Stripe, the mobile payment processor with a $9 bln valuation, has announced that it is officially winding down its Bitcoin integration. Over the next three months, Stripe customers will be encouraged to migrate away from Bitcoin payments. After that, Bitcoin will no longer be accepted at all.
Stripe made waves in 2015 when it fully integrated Bitcoin, allowing all vendors who use the platform to accept Bitcoin payments. Many saw this as a sign of impending mainstream acceptance of Bitcoin as a payment method, but high fees and slow transaction confirmations have hobbled the network.
Disappointment
In a blog post, Stripe noted the high hopes the company had for Bitcoin when it first integrated the currency into its platform:
“Our hope was that Bitcoin could become a universal, decentralized substrate for online transactions and help our customers enable buyers in places that had less credit card penetration or use cases where credit card fees were prohibitive.”

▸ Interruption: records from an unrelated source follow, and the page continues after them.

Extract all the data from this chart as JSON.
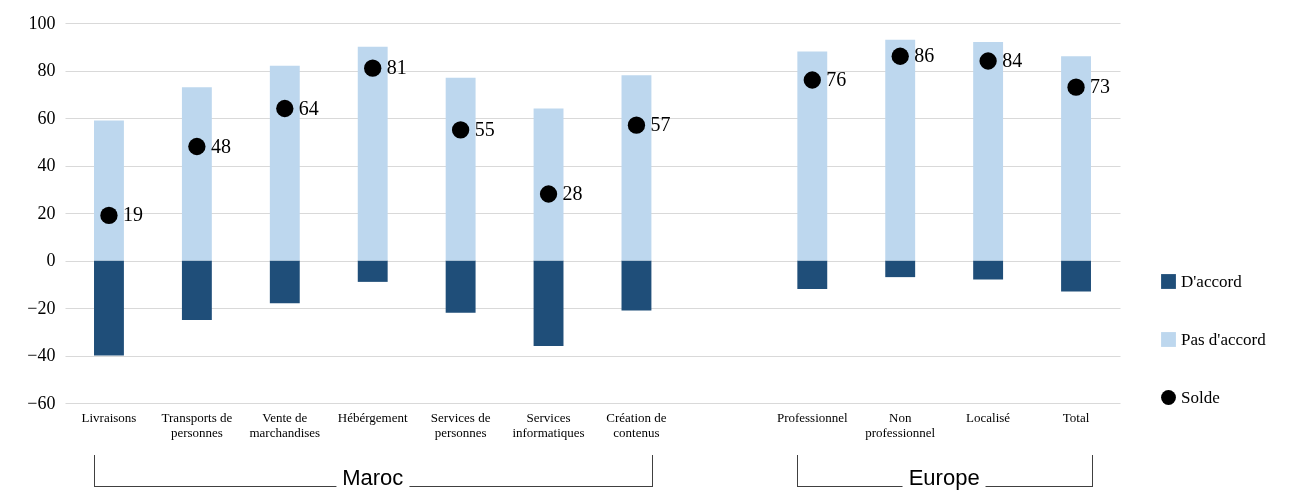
{
  "chart_data": {
    "type": "bar",
    "stacked": true,
    "categories": [
      "Livraisons",
      "Transports de personnes",
      "Vente de marchandises",
      "Hébérgement",
      "Services de personnes",
      "Services informatiques",
      "Création de contenus",
      null,
      "Professionnel",
      "Non professionnel",
      "Localisé",
      "Total"
    ],
    "series": [
      {
        "name": "D'accord",
        "color": "#1f4e79",
        "values": [
          -40,
          -25,
          -18,
          -9,
          -22,
          -36,
          -21,
          null,
          -12,
          -7,
          -8,
          -13
        ]
      },
      {
        "name": "Pas d'accord",
        "color": "#bdd7ee",
        "values": [
          59,
          73,
          82,
          90,
          77,
          64,
          78,
          null,
          88,
          93,
          92,
          86
        ]
      },
      {
        "name": "Solde",
        "type": "scatter",
        "color": "#000000",
        "values": [
          19,
          48,
          64,
          81,
          55,
          28,
          57,
          null,
          76,
          86,
          84,
          73
        ],
        "value_labels": [
          "19",
          "48",
          "64",
          "81",
          "55",
          "28",
          "57",
          null,
          "76",
          "86",
          "84",
          "73"
        ]
      }
    ],
    "ylim": [
      -60,
      100
    ],
    "yticks": [
      -60,
      -40,
      -20,
      0,
      20,
      40,
      60,
      80,
      100
    ],
    "grid": true,
    "legend": "bottom right",
    "marker": "circle",
    "annotations": [
      "Maroc",
      "Europe"
    ]
  }
}
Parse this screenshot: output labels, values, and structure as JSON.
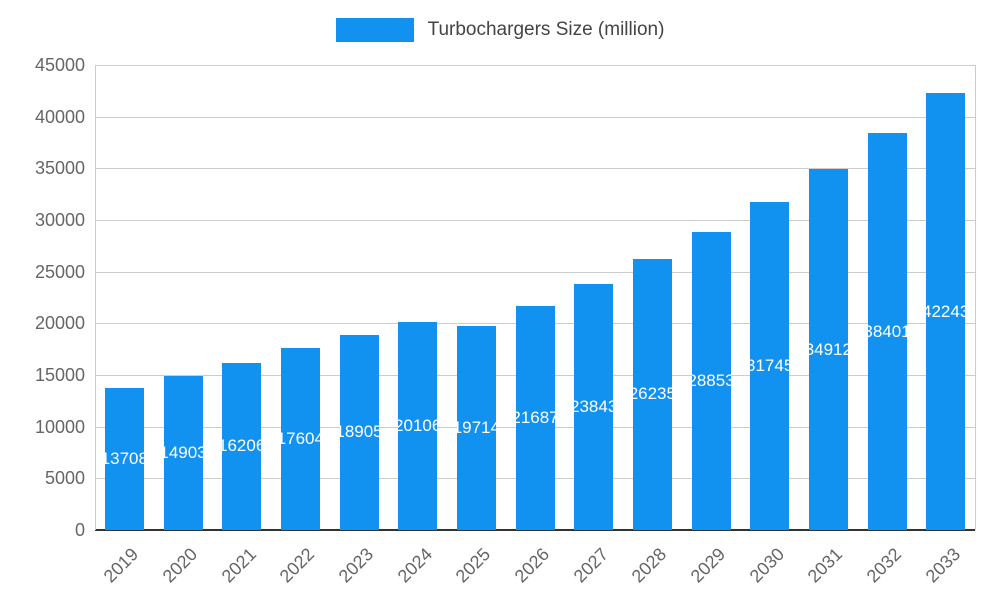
{
  "chart_data": {
    "type": "bar",
    "title": "Turbochargers Size (million)",
    "legend_label": "Turbochargers Size (million)",
    "legend_position": "top",
    "grid": true,
    "categories": [
      "2019",
      "2020",
      "2021",
      "2022",
      "2023",
      "2024",
      "2025",
      "2026",
      "2027",
      "2028",
      "2029",
      "2030",
      "2031",
      "2032",
      "2033"
    ],
    "values": [
      13708,
      14903,
      16206,
      17604,
      18905,
      20106,
      19714,
      21687,
      23843,
      26235,
      28853,
      31745,
      34912,
      38401,
      42243
    ],
    "ylim": [
      0,
      45000
    ],
    "ytick_interval": 5000,
    "ytick_labels": [
      "0",
      "5000",
      "10000",
      "15000",
      "20000",
      "25000",
      "30000",
      "35000",
      "40000",
      "45000"
    ],
    "colors": {
      "bar": "#1292F0",
      "bar_label": "#FFFFFF",
      "axis_text": "#666666",
      "legend_text": "#444444",
      "gridline": "#CCCCCC",
      "baseline": "#333333",
      "background": "#FFFFFF"
    }
  }
}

Stripe cites slow confirmation times and high fees as the reason for its abandonment of Bitcoin as a payment method:
“This has led to Bitcoin becoming less useful for payments, however. Transaction confirmation times have risen substantially; this, in turn, has led to an increase in the failure rate of transactions denominated in fiat currencies. (By the time the transaction is confirmed, fluctuations in Bitcoin price mean that it’s for the “wrong” amount.) Furthermore, fees have risen a great deal. For a regular Bitcoin transaction, a fee of tens of U.S. dollars is common, making Bitcoin transactions about as expensive as bank wires.”
Bitcoin as an asset
Stripe remains optimistic about cryptocurrency as a whole, but the company sees Bitcoin as more of an asset than a payment network:
“Over the past year or two, as block size limits have been reached, Bitcoin has evolved to become better-suited to being an asset than being a means of exchange. Given the overall success that the Bitcoin community has achieved, it’s hard to quibble with the decisions that have been made along the way. (And we’re certainly happy to see any novel, ambitious project do so well.)”
The company’s comments echo those of others in the digital currency space, such as Max Keiser, who see Bitcoin as a sort of “Gold 2.0” rather than a medium of exchange:
“[The digital currency] Dash is emerging as the crypto payment rail while Bitcoin asserts itself as Gold 2.0. I suggest those frustrated by the Bitcoin scaling debate to embrace Dash for payments and leave Bitcoin Core alone to continue working on Gold 2.0.”
Enter the altcoins
While Keiser cites Dash as a more viable payment network than Bitcoin, Stripe cites several other currencies as contenders:
“OmiseGO is an ambitious and clever proposal; more broadly, Ethereum continues to spawn many high-potential projects. We may add support for Stellar (to which we provided seed funding) if substantive use continues to grow. It’s possible that Bitcoin Cash, Litecoin, or another Bitcoin variant, will find a way to achieve significant popularity while keeping settlement times and transaction fees very low.”
Notably, the company has no plans to integrate any of those supposedly “better” currencies into its platform.
Reversible
Stripe has left itself open to reconsider Bitcoin as a payment method in the future:
“We’re interested in what’s happening with Lightning and other proposals to enable faster payments...Bitcoin itself may become viable for payments again in the future.”
With the slow uptake of Segregated Witness and the effective death of plans to increase Bitcoin’s blocksize, all eyes turn to the Lightning Network to make Bitcoin viable again for payments. The Lightning Network has been under development for quite awhile, and there are several competing implementations. None of them are considered to be safe or suitable for general use, however. With Stripe, Steam and others ending their acceptance of Bitcoin payments, it’s clear that if the currency is to be considered a viable network for payments, lightning better strike soon.